Make a point to discuss one aspect of safe driving each day with your teen. Here are some things to review:
- Seat belt use – One of the best ways to ensure safety behind the wheel is to use a seat belt on every trip. Seat belts are the single most effective tools for preventing injuries and deaths behind the wheel, and they saved more than 75,000 lives between 2004-2008. A 2008 study done by NHTSA showed 80 percent of teens said they always wear a seat belt because their parents insisted they do so when they were young. Setting a positive example really does make a difference. Buckle up.
- Cell phone use – Regardless of age or level of experience, cell phone use while driving is dangerous. Drivers using cell phones are four times as likely to crash, and drivers who text are eight times as likely. The statistics are clear – cell phone use behind the wheel can be deadly. Teens already crash at three times the rate of more experienced drivers. There is no reason a driver of any age should be distracted while he or she is operating a vehicle, but it is especially important teens do not compound their high crash risk with unnecessary distractions.
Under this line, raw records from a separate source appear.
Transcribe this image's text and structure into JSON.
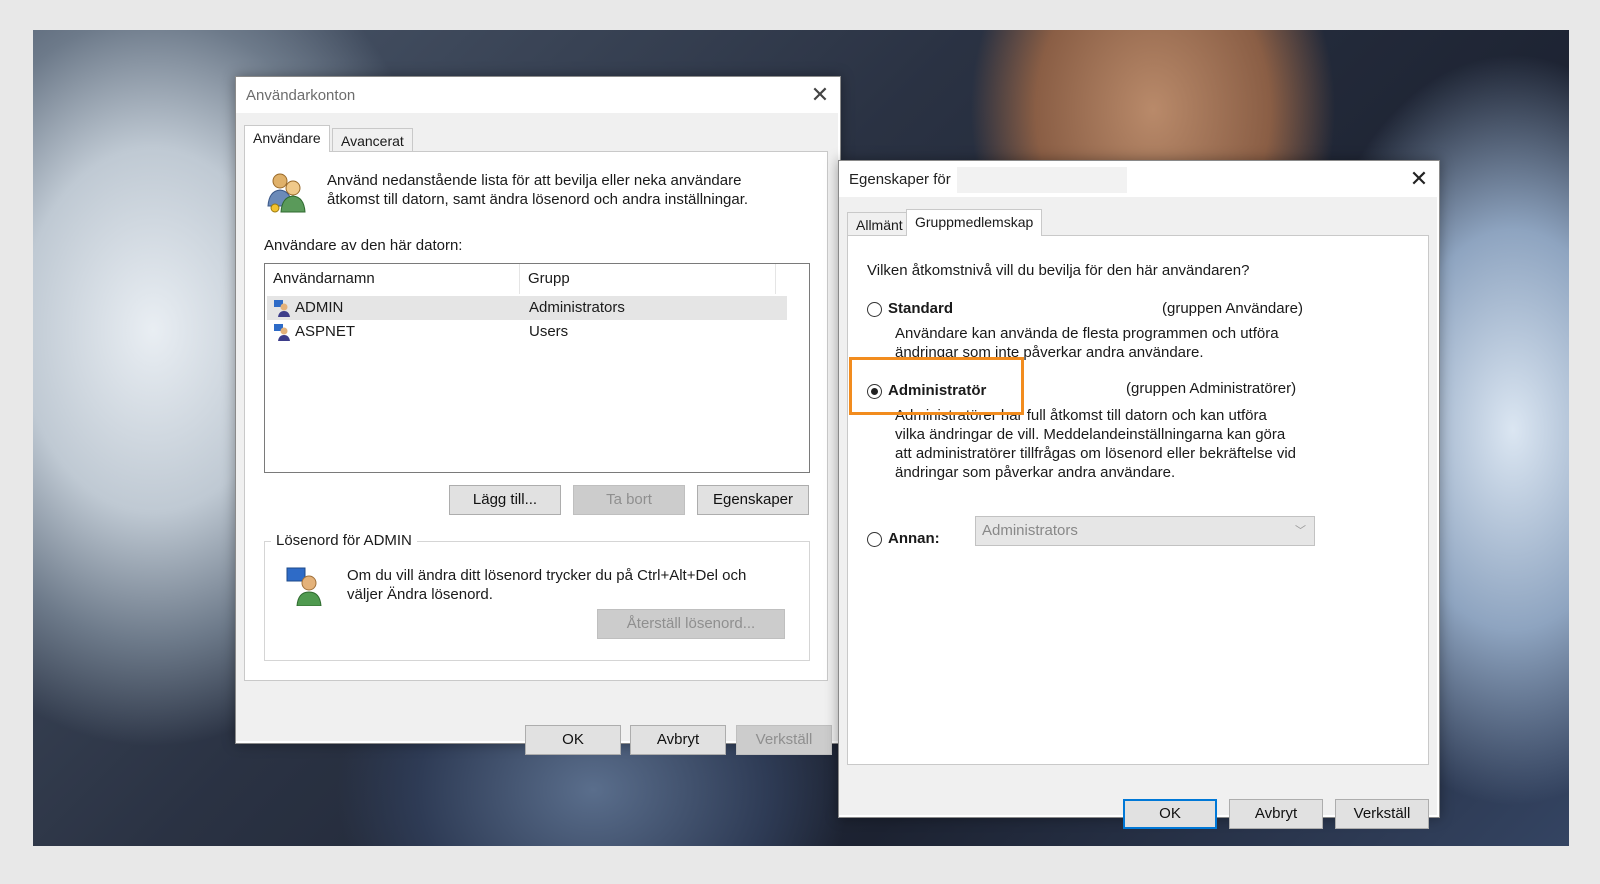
{
  "user_accounts": {
    "title": "Användarkonton",
    "tabs": [
      "Användare",
      "Avancerat"
    ],
    "intro": [
      "Använd nedanstående lista för att bevilja eller neka användare",
      "åtkomst till datorn, samt ändra lösenord och andra inställningar."
    ],
    "users_label": "Användare av den här datorn:",
    "columns": [
      "Användarnamn",
      "Grupp"
    ],
    "rows": [
      {
        "name": "ADMIN",
        "group": "Administrators"
      },
      {
        "name": "ASPNET",
        "group": "Users"
      }
    ],
    "add_label": "Lägg till...",
    "remove_label": "Ta bort",
    "properties_label": "Egenskaper",
    "password_group_title": "Lösenord för ADMIN",
    "password_text": [
      "Om du vill ändra ditt lösenord trycker du på Ctrl+Alt+Del och",
      "väljer Ändra lösenord."
    ],
    "reset_password_label": "Återställ lösenord...",
    "ok_label": "OK",
    "cancel_label": "Avbryt",
    "apply_label": "Verkställ"
  },
  "properties": {
    "title": "Egenskaper för",
    "tabs": [
      "Allmänt",
      "Gruppmedlemskap"
    ],
    "question": "Vilken åtkomstnivå vill du bevilja för den här användaren?",
    "standard_label": "Standard",
    "standard_group": "(gruppen Användare)",
    "standard_desc": [
      "Användare kan använda de flesta programmen och utföra",
      "ändringar som inte påverkar andra användare."
    ],
    "admin_label": "Administratör",
    "admin_group": "(gruppen Administratörer)",
    "admin_desc": [
      "Administratörer har full åtkomst till datorn och kan utföra",
      "vilka ändringar de vill. Meddelandeinställningarna kan göra",
      "att administratörer tillfrågas om lösenord eller bekräftelse vid",
      "ändringar som påverkar andra användare."
    ],
    "other_label": "Annan:",
    "other_value": "Administrators",
    "selected": "admin",
    "ok_label": "OK",
    "cancel_label": "Avbryt",
    "apply_label": "Verkställ"
  },
  "colors": {
    "highlight": "#f28c1e",
    "focus": "#0078d7"
  }
}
- Nighttime driving – Many parents do not believe driving at night is safe for teens as long as teens are not out too late. Unfortunately, most fatal teen-related nighttime crashes happen before midnight. When it gets dark, the driving environment changes and becomes more complex. It takes plenty of experience to safely drive at night, and to do so with confidence. Spend plenty of time practicing driving at nighttime with your teen.
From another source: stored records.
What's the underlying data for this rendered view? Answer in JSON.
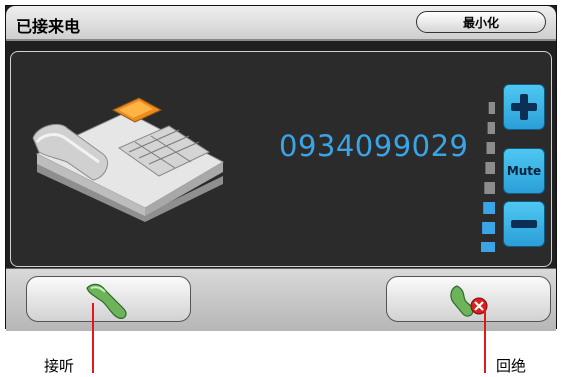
{
  "window": {
    "title": "已接来电",
    "minimize_label": "最小化"
  },
  "call": {
    "number": "0934099029"
  },
  "volume": {
    "mute_label": "Mute",
    "level": 0.375,
    "colors": {
      "active": "#3aa4e6",
      "inactive": "#8c8c8c"
    }
  },
  "actions": {
    "answer_icon": "phone-handset-answer-icon",
    "reject_icon": "phone-handset-reject-icon"
  },
  "callouts": {
    "answer": "接听",
    "reject": "回绝"
  }
}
- Riding or driving with friends – Just as cell phones are a deadly distraction, teen passengers can seriously interfere with a teen’s ability to drive safely. Just one teen passenger increases a teen driver’s crash risk by as much as 48 percent; three teen passengers increases risk by as much as 307 percent. It might be easier to allow teens to carpool with friends or to carry their peers or younger siblings, but always sacrifice convenience for safety. Make other travel arrangements and emphasize the dangers teen drivers face when they are distracted by teen passengers.
- Review your state’s teen driving laws –Graduated Driver Licensing was developed to keep teens safe as they learn to drive. Teens need to be reminded of the laws now and then. For example, every state has a nighttime driving restriction and a minimum number of required supervised practice hours. Make sure your teen understands that violating these restrictions is not only irresponsible, but illegal. GDL is grounded in science and proven to work. Teens must realize these restrictions really do help them stay safe while learning to drive.
- Set your own restrictions – If you haven’t drafted a few household driving rules, consider sitting down with your teen this week and agreeing on some. GDL does not have to be state law to be enforced at home, and many state laws are not strong enough. Parents can go beyond state GDL by riding with their teens after the required supervised driving phase ends, enforcing a nighttime driving curfew of 10 p.m. or earlier, and by banning cell phone use while driving. Take a moment this week to sign a parent-teen agreement, and stick to the terms and conditions outlined within it.
- Talk about the consequences of unsafe driving behaviors – Nearly everyone knows someone who has been affected by a crash involving a teen driver. Personal stories can be powerful vehicles for change, and they often are relatable. Tragedies on our roadways happen to teens just like yours every day. Read personal stories from impacted individuals and families, and discuss the consequences of inexperienced and unsafe driving with your teens.
You’ve spent more than a decade protecting your child. As he or she enters the most dangerous time the teen years, it’s important to continue being protective. These steps can help you coach your teen through the learning process and ensure he or she is as safe as possible on the road.